1 To be included for entities entering into RASR.


In furtherance of the foregoing, the Company and its transfer agent and registrar are hereby authorized to decline to make any transfer of shares of Securities if such transfer would constitute a violation or breach of this Lock-Up Agreement.
The undersigned further agrees that the foregoing restrictions in this Lock-Up Agreement shall be equally applicable to any Securities the undersigned may purchase in the above-referenced offering.

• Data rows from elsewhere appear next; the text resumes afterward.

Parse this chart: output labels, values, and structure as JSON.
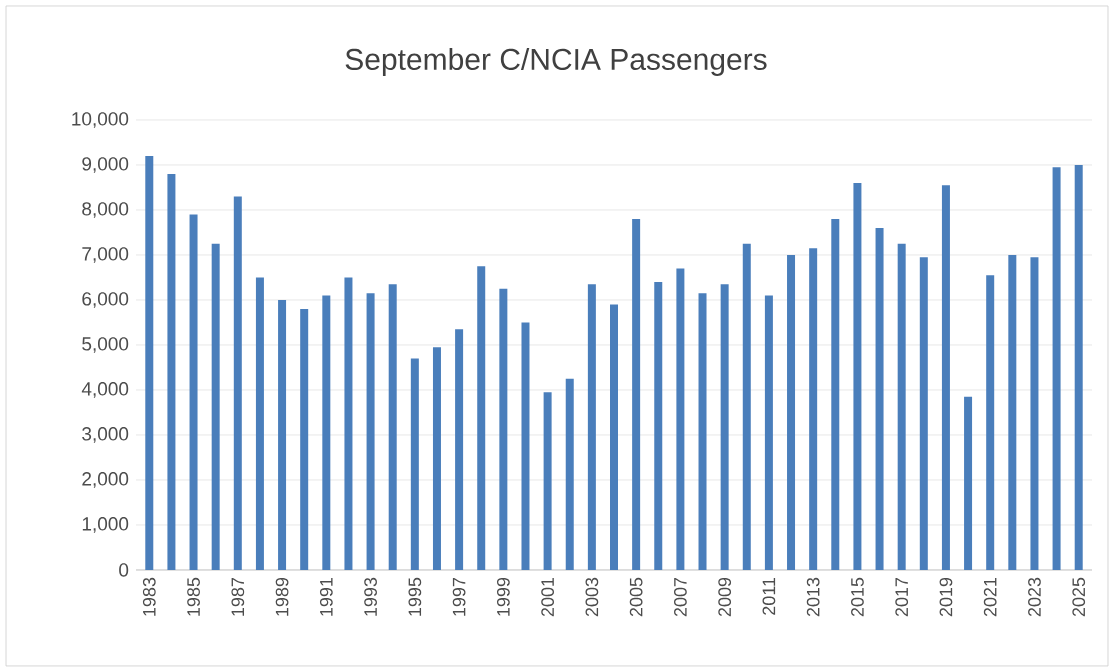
{
  "chart_data": {
    "type": "bar",
    "title": "September C/NCIA Passengers",
    "categories": [
      "1983",
      null,
      "1985",
      null,
      "1987",
      null,
      "1989",
      null,
      "1991",
      null,
      "1993",
      null,
      "1995",
      null,
      "1997",
      null,
      "1999",
      null,
      "2001",
      null,
      "2003",
      null,
      "2005",
      null,
      "2007",
      null,
      "2009",
      null,
      "2011",
      null,
      "2013",
      null,
      "2015",
      null,
      "2017",
      null,
      "2019",
      null,
      "2021",
      null,
      "2023",
      null,
      "2025"
    ],
    "values": [
      9200,
      8800,
      7900,
      7250,
      8300,
      6500,
      6000,
      5800,
      6100,
      6500,
      6150,
      6350,
      4700,
      4950,
      5350,
      6750,
      6250,
      5500,
      3950,
      4250,
      6350,
      5900,
      7800,
      6400,
      6700,
      6150,
      6350,
      7250,
      6100,
      7000,
      7150,
      7800,
      8600,
      7600,
      7250,
      6950,
      8550,
      3850,
      6550,
      7000,
      6950,
      8950,
      9000
    ],
    "color": "#4a7ebb",
    "ylim": [
      0,
      10000
    ],
    "yticks": [
      {
        "value": 0,
        "label": "0"
      },
      {
        "value": 1000,
        "label": "1,000"
      },
      {
        "value": 2000,
        "label": "2,000"
      },
      {
        "value": 3000,
        "label": "3,000"
      },
      {
        "value": 4000,
        "label": "4,000"
      },
      {
        "value": 5000,
        "label": "5,000"
      },
      {
        "value": 6000,
        "label": "6,000"
      },
      {
        "value": 7000,
        "label": "7,000"
      },
      {
        "value": 8000,
        "label": "8,000"
      },
      {
        "value": 9000,
        "label": "9,000"
      },
      {
        "value": 10000,
        "label": "10,000"
      }
    ],
    "grid": "y"
  }
}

The undersigned further agrees that, although the Underwriter may provide certain Regulation Best Interest and Form CRS disclosures or other related documentation to the undersigned in connection with the Public Offering, the Underwriters are not making a recommendation to the undersigned to participate in the Public Offering or sell any Securities at the price determined in the Public Offering, and nothing set forth in such disclosures or documentation is intended to suggest that the Underwriter is making such a recommendation.
The undersigned hereby represents and warrants that the undersigned has full power and authority to enter into this Lock-Up Agreement.
This Lock-Up Agreement shall be binding on the undersigned and the successors, heirs, personal representatives and assigns of the undersigned.  This Lock-Up Agreement shall become effective upon the execution of the Underwriting Agreement and shall thereafter lapse and become null and void in the event of the termination of the Underwriting Agreement (other than the provisions thereof that survive termination) prior to payment for, and delivery of, the Securities to be sold on the first closing date thereunder.  This Lock-Up Agreement shall be governed by, and construed in accordance with, the laws of the State of New York.